CVE-2015-0104

Name of the Vulnerable Software and Affected Versions IBM Tivoli IT Asset Management for IT, Tivoli Service Request Manager, and Change and Configuration Management Database versions 7.1 through 7.1.1.8 and 7.2 Maximo Asset Management and Maximo Industry Solutions versions 7.1 through 7.1.1.8, 7.5 before 7.5.0.7 IFIX003, and 7.6 before 7.6.0.0 IFIX002

Description The issue allows remote authenticated users to execute arbitrary code via unspecified vectors.

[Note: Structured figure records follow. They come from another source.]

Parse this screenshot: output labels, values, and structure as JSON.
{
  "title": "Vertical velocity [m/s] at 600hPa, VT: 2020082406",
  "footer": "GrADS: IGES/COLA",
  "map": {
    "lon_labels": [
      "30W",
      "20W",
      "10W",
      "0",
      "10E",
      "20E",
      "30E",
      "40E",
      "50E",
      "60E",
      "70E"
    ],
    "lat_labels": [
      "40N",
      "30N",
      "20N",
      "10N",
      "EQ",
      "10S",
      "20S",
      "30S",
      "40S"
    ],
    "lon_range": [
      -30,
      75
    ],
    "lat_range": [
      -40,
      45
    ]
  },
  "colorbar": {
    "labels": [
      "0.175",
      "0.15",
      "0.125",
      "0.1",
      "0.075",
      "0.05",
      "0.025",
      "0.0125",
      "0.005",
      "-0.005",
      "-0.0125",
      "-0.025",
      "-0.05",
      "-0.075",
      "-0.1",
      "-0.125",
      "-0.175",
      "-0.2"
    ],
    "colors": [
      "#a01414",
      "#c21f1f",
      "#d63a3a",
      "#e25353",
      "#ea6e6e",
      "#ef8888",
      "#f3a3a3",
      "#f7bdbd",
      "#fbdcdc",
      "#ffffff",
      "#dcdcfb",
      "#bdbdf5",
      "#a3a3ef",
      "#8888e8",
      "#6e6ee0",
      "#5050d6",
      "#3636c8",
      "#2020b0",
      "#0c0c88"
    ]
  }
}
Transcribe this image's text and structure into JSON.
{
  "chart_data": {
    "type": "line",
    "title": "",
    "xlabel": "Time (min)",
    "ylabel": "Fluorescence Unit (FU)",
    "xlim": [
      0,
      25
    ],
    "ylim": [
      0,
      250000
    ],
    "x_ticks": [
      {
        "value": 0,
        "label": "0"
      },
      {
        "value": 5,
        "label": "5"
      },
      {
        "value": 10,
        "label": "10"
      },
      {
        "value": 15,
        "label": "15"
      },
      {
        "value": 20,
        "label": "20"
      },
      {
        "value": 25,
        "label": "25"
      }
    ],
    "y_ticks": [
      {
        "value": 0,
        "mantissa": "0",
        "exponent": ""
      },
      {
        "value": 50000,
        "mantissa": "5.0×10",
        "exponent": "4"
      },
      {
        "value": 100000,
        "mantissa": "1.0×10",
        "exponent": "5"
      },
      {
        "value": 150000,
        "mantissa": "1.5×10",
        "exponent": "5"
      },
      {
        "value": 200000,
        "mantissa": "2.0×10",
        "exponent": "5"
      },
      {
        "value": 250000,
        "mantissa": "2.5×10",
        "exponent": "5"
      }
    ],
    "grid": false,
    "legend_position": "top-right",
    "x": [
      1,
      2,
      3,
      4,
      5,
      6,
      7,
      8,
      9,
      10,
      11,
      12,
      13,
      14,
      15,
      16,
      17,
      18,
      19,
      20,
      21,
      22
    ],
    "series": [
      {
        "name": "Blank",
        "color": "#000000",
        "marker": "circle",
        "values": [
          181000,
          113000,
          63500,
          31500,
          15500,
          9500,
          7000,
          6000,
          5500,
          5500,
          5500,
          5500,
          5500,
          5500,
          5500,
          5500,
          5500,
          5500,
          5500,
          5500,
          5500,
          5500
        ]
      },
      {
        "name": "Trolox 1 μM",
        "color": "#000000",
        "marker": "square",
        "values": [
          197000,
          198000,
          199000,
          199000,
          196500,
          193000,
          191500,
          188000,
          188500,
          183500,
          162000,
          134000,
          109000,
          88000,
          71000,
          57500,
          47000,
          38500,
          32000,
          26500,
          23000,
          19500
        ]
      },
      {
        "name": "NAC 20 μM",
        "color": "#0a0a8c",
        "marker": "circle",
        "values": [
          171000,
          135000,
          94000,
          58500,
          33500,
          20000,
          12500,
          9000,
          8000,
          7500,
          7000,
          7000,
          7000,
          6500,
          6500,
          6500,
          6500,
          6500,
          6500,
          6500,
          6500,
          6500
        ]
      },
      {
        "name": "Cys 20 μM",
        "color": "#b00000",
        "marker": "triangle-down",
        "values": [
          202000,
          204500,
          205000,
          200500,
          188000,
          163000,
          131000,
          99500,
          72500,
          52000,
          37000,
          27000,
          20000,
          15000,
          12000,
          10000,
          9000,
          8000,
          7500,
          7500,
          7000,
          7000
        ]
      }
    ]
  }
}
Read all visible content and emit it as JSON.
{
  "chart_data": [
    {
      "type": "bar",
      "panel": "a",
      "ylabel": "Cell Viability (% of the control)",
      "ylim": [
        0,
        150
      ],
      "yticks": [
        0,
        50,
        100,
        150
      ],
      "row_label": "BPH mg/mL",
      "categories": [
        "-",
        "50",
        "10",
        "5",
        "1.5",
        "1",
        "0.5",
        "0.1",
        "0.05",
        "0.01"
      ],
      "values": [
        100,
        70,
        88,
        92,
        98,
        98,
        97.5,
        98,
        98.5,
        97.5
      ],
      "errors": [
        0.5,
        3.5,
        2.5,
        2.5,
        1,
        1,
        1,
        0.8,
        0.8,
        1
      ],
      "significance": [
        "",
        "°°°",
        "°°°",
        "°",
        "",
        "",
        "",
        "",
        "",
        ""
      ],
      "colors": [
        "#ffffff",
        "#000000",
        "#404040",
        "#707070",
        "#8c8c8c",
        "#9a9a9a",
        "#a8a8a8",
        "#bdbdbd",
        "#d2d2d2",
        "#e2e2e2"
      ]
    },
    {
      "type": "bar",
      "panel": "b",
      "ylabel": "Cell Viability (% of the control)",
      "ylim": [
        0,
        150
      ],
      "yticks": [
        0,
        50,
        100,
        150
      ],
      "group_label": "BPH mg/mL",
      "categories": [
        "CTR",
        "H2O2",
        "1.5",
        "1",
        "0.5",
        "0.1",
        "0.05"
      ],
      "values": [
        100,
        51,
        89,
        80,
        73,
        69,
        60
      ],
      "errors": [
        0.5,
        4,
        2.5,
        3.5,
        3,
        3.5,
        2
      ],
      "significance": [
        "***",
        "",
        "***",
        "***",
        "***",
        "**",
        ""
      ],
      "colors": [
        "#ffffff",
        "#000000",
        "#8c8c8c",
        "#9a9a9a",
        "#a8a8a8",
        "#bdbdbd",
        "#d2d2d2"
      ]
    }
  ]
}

Recommendations For IBM Tivoli IT Asset Management for IT, Tivoli Service Request Manager, and Change and Configuration Management Database versions 7.1 through 7.1.1.8, update to a version outside of the affected range. For IBM Tivoli IT Asset Management for IT, Tivoli Service Request Manager, and Change and Configuration Management Database version 7.2, update to a version outside of the affected range. For Maximo Asset Management and Maximo Industry Solutions versions 7.1 through 7.1.1.8, update to a version outside of the affected range. For Maximo Asset Management and Maximo Industry Solutions version 7.5, apply 7.5.0.7 IFIX003 or later. For Maximo Asset Management and Maximo Industry Solutions version 7.6, apply 7.6.0.0 IFIX002 or later.